Over the past few months I have been trying to get the message across to the entire testteam at my customer that testautomation is not a goal, rather it is a tool which can help the team spend less time in regressiontesting and thus spend more time focusing on testing new functionalities, and new combinations which were not covered before.

In our next testingdojo we will attempt to reach a breakthrough in that, question is however, will the method with which I hope to get this breakthrough actually work?

I hope to make the team see the light by opening up a discussion, I have everything prepared for a discussion on the subject of testautomation best practices and why do we do testautomation. Now that the actual day is getting closer though, I am starting to fear that the group may not be strong enough to actually go into a discussion about the subject.  Which means I need to have a backup plan, which at the moment I do not have.

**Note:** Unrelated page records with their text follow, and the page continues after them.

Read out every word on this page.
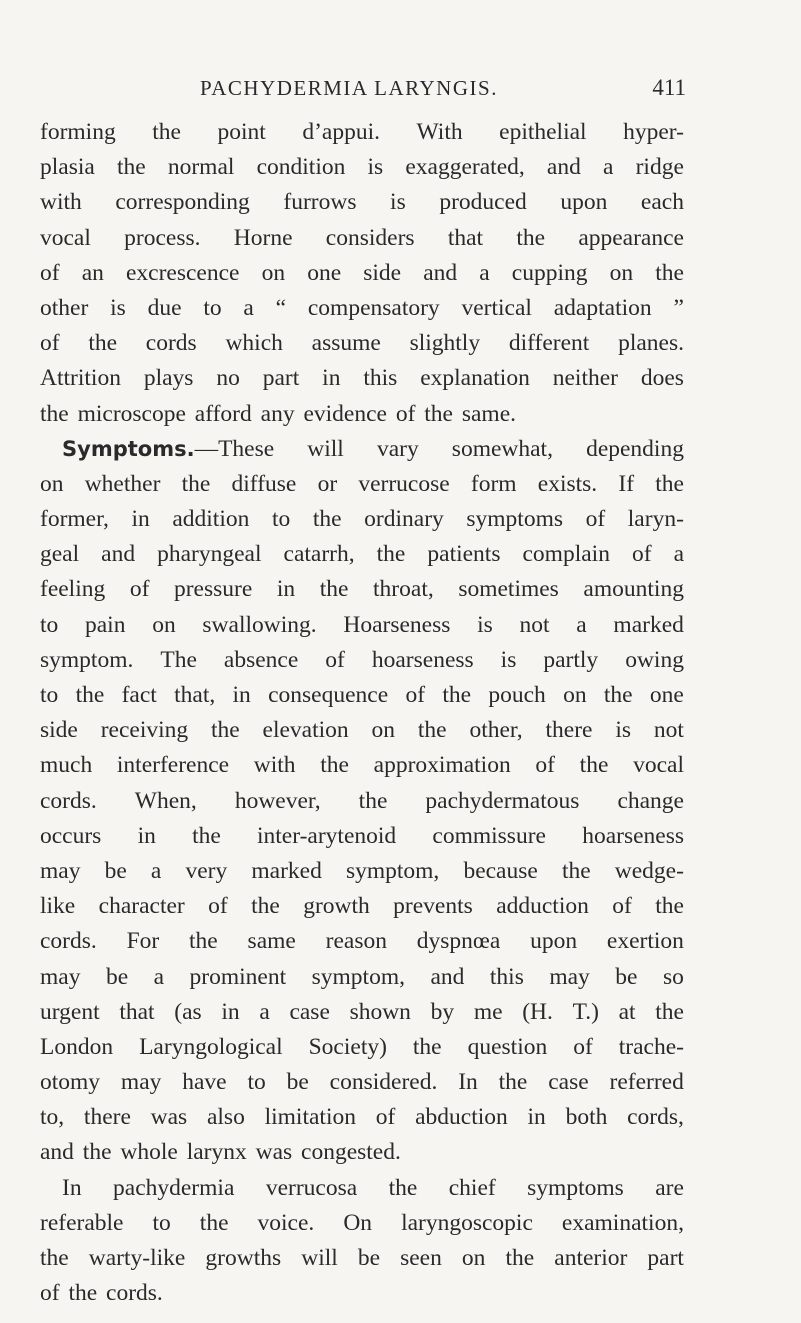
PACHYDERMIA LARYNGIS.	411
forming the point d’appui. With epithelial hyper-
plasia the normal condition is exaggerated, and a ridge
with corresponding furrows is produced upon each
vocal process. Horne considers that the appearance
of an excrescence on one side and a cupping on the
other is due to a “ compensatory vertical adaptation ”
of the cords which assume slightly different planes.
Attrition plays no part in this explanation neither does
the microscope afford any evidence of the same.
Symptoms. —These will vary somewhat, depending
on whether the diffuse or verrucose form exists. If the
former, in addition to the ordinary symptoms of laryn-
geal and pharyngeal catarrh, the patients complain of a
feeling of pressure in the throat, sometimes amounting
to pain on swallowing. Hoarseness is not a marked
symptom. The absence of hoarseness is partly owing
to the fact that, in consequence of the pouch on the one
side receiving the elevation on the other, there is not
much interference with the approximation of the vocal
cords. When, however, the pachydermatous change
occurs in the inter-arytenoid commissure hoarseness
may be a very marked symptom, because the wedge-
like character of the growth prevents adduction of the
cords. For the same reason dyspnœa upon exertion
may be a prominent symptom, and this may be so
urgent that (as in a case shown by me (H. T.) at the
London Laryngological Society) the question of trache-
otomy may have to be considered. In the case referred
to, there was also limitation of abduction in both cords,
and the whole larynx was congested.
In pachydermia verrucosa the chief symptoms are
referable to the voice. On laryngoscopic examination,
the warty-like growths will be seen on the anterior part
of the cords.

Reason I am hoping for a discussion is that thus far the team has shown they learn best by experience and example. Whenever in the past I ran into people who learn best by experience I would let them make their mistake and then take go over it with them to see what went wrong and why. In this case however taking that approach might be a costly mistake.

Wanting to minimize time spent on regressiontesting is a good goal I believe, especially to start working on testautomation. The one problem I see is that the testers here seem to want to go overboard in their coverage. Through “youthful enthusiasm” on the team’s side, we have already spent quite some time on explaining why certain things should not be covered in an automation suite, for example testing the export to excel functionality or print functionality.

What if conversation simply cannot convince the team?

Is there a way to make them experience the senselessness of automating some things without it costing a lot of time? Is there a silver bullet which will help prove testautomation is not a silver bullet?

I still have till tomorrow morning to come up with the backup plan, otherwise it will be a lot of improvising during the dojo.